Metallic Ink Discovered in Ancient Scrolls Buried by Mount Vesuvius
New discovery may help researchers read ancient scrolls
For centuries, historians have been puzzled by a tantalizing set of scrolls buried when Mount Vesuvius erupted in 79 A.D. Now, researchers have discovered that the Herculaneum Scrolls were written with lead-based ink, which might allow them to read information that was once thought to be lost to time.
When Mount Vesuvius erupted, it not only demolished Pompeii, but also the nearby Roman settlement of Herculaneum. Centuries later, hundreds of scrolls were uncovered in the area 1752, but many were too damaged by age and burns to risk unrolling. Thanks to one of the world’s most sensitive X-ray microscopes, scientists have discovered that the Herculaneum Scrolls were written with metallic ink, which could help them develop new techniques for reading the scrolls without damaging them further, Sonia van Gilder Cooke reports for the New Scientist.
“This really opens up the possibility of being able to read these scrolls,” Graham Davis, an expert in 3D X-ray imaging at Queen Mary University of London tells van Gilder Cooke. “If this is typical of this scroll or other scrolls, than that is very good news.”

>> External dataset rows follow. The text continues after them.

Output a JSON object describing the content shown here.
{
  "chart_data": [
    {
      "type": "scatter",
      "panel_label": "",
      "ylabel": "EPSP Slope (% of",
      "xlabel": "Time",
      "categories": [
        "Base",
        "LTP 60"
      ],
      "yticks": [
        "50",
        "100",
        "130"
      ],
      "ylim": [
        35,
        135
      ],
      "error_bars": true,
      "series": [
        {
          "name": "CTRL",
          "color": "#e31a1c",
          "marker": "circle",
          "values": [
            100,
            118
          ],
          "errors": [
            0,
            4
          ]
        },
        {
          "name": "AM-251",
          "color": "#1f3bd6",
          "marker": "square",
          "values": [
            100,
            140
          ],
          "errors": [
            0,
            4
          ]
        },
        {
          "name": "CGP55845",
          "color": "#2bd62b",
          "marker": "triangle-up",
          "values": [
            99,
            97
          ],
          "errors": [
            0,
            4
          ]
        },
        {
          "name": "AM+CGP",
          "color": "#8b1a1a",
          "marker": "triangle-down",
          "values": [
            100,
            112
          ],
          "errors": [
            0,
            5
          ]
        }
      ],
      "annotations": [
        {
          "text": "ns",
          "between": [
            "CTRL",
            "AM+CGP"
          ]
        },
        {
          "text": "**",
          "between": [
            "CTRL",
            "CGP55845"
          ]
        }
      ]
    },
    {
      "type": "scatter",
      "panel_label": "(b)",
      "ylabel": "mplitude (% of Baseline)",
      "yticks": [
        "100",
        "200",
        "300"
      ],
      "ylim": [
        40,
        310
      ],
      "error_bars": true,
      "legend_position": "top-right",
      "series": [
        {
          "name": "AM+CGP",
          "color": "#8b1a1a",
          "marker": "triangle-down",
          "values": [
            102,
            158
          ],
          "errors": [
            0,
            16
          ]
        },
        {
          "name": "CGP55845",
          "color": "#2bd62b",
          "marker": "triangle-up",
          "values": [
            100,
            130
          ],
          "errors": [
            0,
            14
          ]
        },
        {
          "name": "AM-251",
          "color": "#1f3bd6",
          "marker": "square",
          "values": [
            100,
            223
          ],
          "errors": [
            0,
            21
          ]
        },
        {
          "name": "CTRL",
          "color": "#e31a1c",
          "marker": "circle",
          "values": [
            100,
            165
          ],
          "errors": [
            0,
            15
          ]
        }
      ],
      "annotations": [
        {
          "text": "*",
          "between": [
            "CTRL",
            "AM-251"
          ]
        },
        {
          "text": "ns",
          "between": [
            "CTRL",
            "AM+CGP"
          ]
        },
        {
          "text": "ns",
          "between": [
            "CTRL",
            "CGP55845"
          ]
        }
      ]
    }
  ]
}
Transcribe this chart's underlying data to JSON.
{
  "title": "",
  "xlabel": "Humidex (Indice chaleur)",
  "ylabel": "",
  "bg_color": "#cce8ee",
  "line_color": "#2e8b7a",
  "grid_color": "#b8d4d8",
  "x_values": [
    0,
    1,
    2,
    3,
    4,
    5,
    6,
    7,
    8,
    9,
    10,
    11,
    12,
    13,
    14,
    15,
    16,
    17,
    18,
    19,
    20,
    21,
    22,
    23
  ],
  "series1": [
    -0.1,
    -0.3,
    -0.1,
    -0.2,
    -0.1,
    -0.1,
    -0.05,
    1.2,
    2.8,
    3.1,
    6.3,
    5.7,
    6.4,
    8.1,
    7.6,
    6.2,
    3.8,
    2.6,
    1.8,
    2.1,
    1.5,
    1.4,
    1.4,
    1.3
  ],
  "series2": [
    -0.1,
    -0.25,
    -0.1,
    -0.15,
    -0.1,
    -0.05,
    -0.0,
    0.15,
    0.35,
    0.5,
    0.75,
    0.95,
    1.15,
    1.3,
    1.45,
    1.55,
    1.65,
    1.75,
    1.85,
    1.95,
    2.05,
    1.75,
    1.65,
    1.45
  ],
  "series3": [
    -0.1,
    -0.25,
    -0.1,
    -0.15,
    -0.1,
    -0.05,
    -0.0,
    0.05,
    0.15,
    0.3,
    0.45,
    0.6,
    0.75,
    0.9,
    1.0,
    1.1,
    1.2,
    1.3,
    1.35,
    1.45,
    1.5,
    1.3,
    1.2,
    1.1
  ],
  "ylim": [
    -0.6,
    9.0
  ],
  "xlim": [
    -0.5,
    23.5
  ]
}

A group of physicists used an advanced instrument called a synchrotron to conduct a highly detailed X-ray scan of several samples taken from the scrolls, which were written on papyrus sheaves. The device, which produces X-rays that are 100 billion times brighter than those used in hospitals, not only helped decipher some writing on the scrolls, but indicated that the ink used to write them could contain lead, Helen Briggs reports for BBC News. Now, researchers might be able to use these findings to calibrate the synchrotron to decipher more of the lost texts.
This isn’t the first time researchers have suggested that the Herculaneum Scrolls were written in lead-based ink. In 2009, a computer scientist studying the scrolls at the University of Kentucky in Lexington found traces of lead in the ink. However, researchers were cautious, due to the extent of the scrolls damage and the fact that most historians believed that lead-based ink wasn’t invented until about 400 years after the scrolls were written, van Gilder Cooke reports.
“For nearly 2000 years, we thought we knew everything, or almost everything, about the composition of antique ink used to write on papyrus,” study author Daniel Delattre tells Tim Radford for the Guardian.
Historians believed that most ink used at the time the scrolls were written were carbon-based. However, the new scans indicate that lead was added to the ink, possibly to speed up the time it took for it to dry. While more research needs to be done to see if more of the scrolls were written with lead-based ink, with this new data scientists might be able to calibrate the synchrotron to pick up the lead remnants in the scrolls, allowing them to decipher the texts without having to unroll them, Rossella Lorenzi reports for Discovery News.
"Until now, I hadn't expected to be able to read any of these scrolls from the inside, without damage to them, in my own lifetime,” Dirk Obbink, an Oxford University papyrologist and classicist, tells Briggs. “But now I do."